The Nasdaq 100 fell 0.9% to 13,114. The worry about banks stems from the failure on Monday of First Republic Bank (FRC), the second collapse of a west coast financial institution in as many months. Bears argue that contagion in the financial sector is a natural headwind for the global economy, especially when the world’s central banks keep raising interest rates.

The Federal Reserve is expected on Wednesday to raise its bank overnight lending rate to 5.25%. The S&P Energy, Financial, and Technology sectors declined Tuesday by 4.3%, 2.3%, and 1.0% respectively. Traders seemed to be selling cyclical sectors first and asking questions later. Unfortunately for bears, the broader weakness didn’t imperil the health of the benchmark NDX. Technology stocks have decent relative strength and key stocks continue to find strong bids into weakness.

The NDX also remains well above its rising 20-day and 50-day moving averages at 12,996 and 12,645, respectively. The bottom line is bears will have to do more to shake bulls from positions. Despite the weakness on Tuesday, the benchmark has no important resistance until 13.750, the August 2022 high.

NDX Timing: Members bought the ProShares Ultra QQQ (QLD) on May 2 at $48.20. The 2X leveraged index fund closed Tuesday at $48.72, up 1.1% from the entry-level. Set up to sell half of the new position at $53.80 LMT GTC, and half at $58.20 LMT GTC. Set a new trailing stop loss at $44.20 STP.

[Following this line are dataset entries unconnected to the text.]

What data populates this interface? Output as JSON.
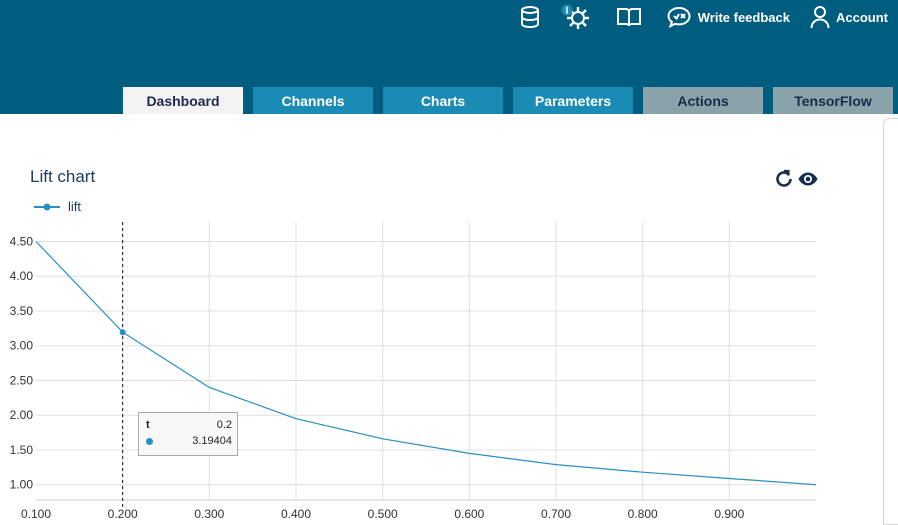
{
  "header": {
    "actions": [
      {
        "icon": "database-icon",
        "label": ""
      },
      {
        "icon": "settings-info-icon",
        "label": ""
      },
      {
        "icon": "book-icon",
        "label": ""
      },
      {
        "icon": "feedback-icon",
        "label": "Write feedback"
      },
      {
        "icon": "user-icon",
        "label": "Account"
      }
    ]
  },
  "tabs": [
    {
      "label": "Dashboard",
      "state": "active"
    },
    {
      "label": "Channels",
      "state": "enabled"
    },
    {
      "label": "Charts",
      "state": "enabled"
    },
    {
      "label": "Parameters",
      "state": "enabled"
    },
    {
      "label": "Actions",
      "state": "disabled"
    },
    {
      "label": "TensorFlow",
      "state": "disabled"
    }
  ],
  "chart_panel": {
    "title": "Lift chart",
    "refresh_icon": "refresh-icon",
    "visibility_icon": "eye-icon"
  },
  "colors": {
    "header_bg": "#005d7f",
    "tab_active_bg": "#f3f3f3",
    "tab_blue_bg": "#1a8bb5",
    "tab_grey_bg": "#8aa3aa",
    "series": "#2a8fc0",
    "title_text": "#1e3a5c"
  },
  "chart_data": {
    "type": "line",
    "title": "Lift chart",
    "xlabel": "",
    "ylabel": "",
    "xlim": [
      0.1,
      1.0
    ],
    "ylim": [
      0.78,
      4.78
    ],
    "x_ticks": [
      "0.100",
      "0.200",
      "0.300",
      "0.400",
      "0.500",
      "0.600",
      "0.700",
      "0.800",
      "0.900"
    ],
    "y_ticks": [
      "1.00",
      "1.50",
      "2.00",
      "2.50",
      "3.00",
      "3.50",
      "4.00",
      "4.50"
    ],
    "grid": true,
    "legend": "top-left",
    "series": [
      {
        "name": "lift",
        "x": [
          0.1,
          0.2,
          0.3,
          0.4,
          0.5,
          0.6,
          0.7,
          0.8,
          0.9,
          1.0
        ],
        "values": [
          4.5,
          3.19404,
          2.4,
          1.95,
          1.66,
          1.45,
          1.29,
          1.18,
          1.09,
          1.0
        ]
      }
    ],
    "cursor": {
      "x": 0.2
    },
    "tooltip": {
      "key": "t",
      "x_value": "0.2",
      "y_value": "3.19404"
    }
  }
}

Behind the Headlines: The Dow retreated 1.1% and the S&P 500 fell 1.2%. Among sectors, energy, and financials posted the steepest declines, with consumer discretionary as the sole gainer. Breadth favored decliners six-one. There were 565 new lows vs 82 new highs. In economic news, job vacancies in the US came in at 9.59 million as of the last day of March, down from February's revised 9.97 million print, according to the Bureau of Labor Statistics. The consensus was for 9.6 million openings.

March capped off the largest quarterly drop in job openings on record, Oxford Economics said in a note. With the level of openings still elevated, the Fed is likely to opt for another 25-basis-point increase in its policy rate on Wednesday, "as it looks to ensure that the rebalancing of supply and demand in the labor market continues," Oxford said.

The probability that the Fed will increase the rate by 25 basis points fell to 85% from 93% on Monday, according to the CME FedWatch Tool. The odds of the rates remaining unchanged rose to 15% from 7%. Goldman Sachs said the central bank is expected to pause its monetary policy tightening in June, with a rate cut unlikely before 2024.

"By the time of the June meeting, we believe softness in the (economic) data and ongoing worries about the impact of constrained bank credit will probably be enough to deter further hikes," Goldman's Kamakshya Trivedi and Dominic Wilson wrote.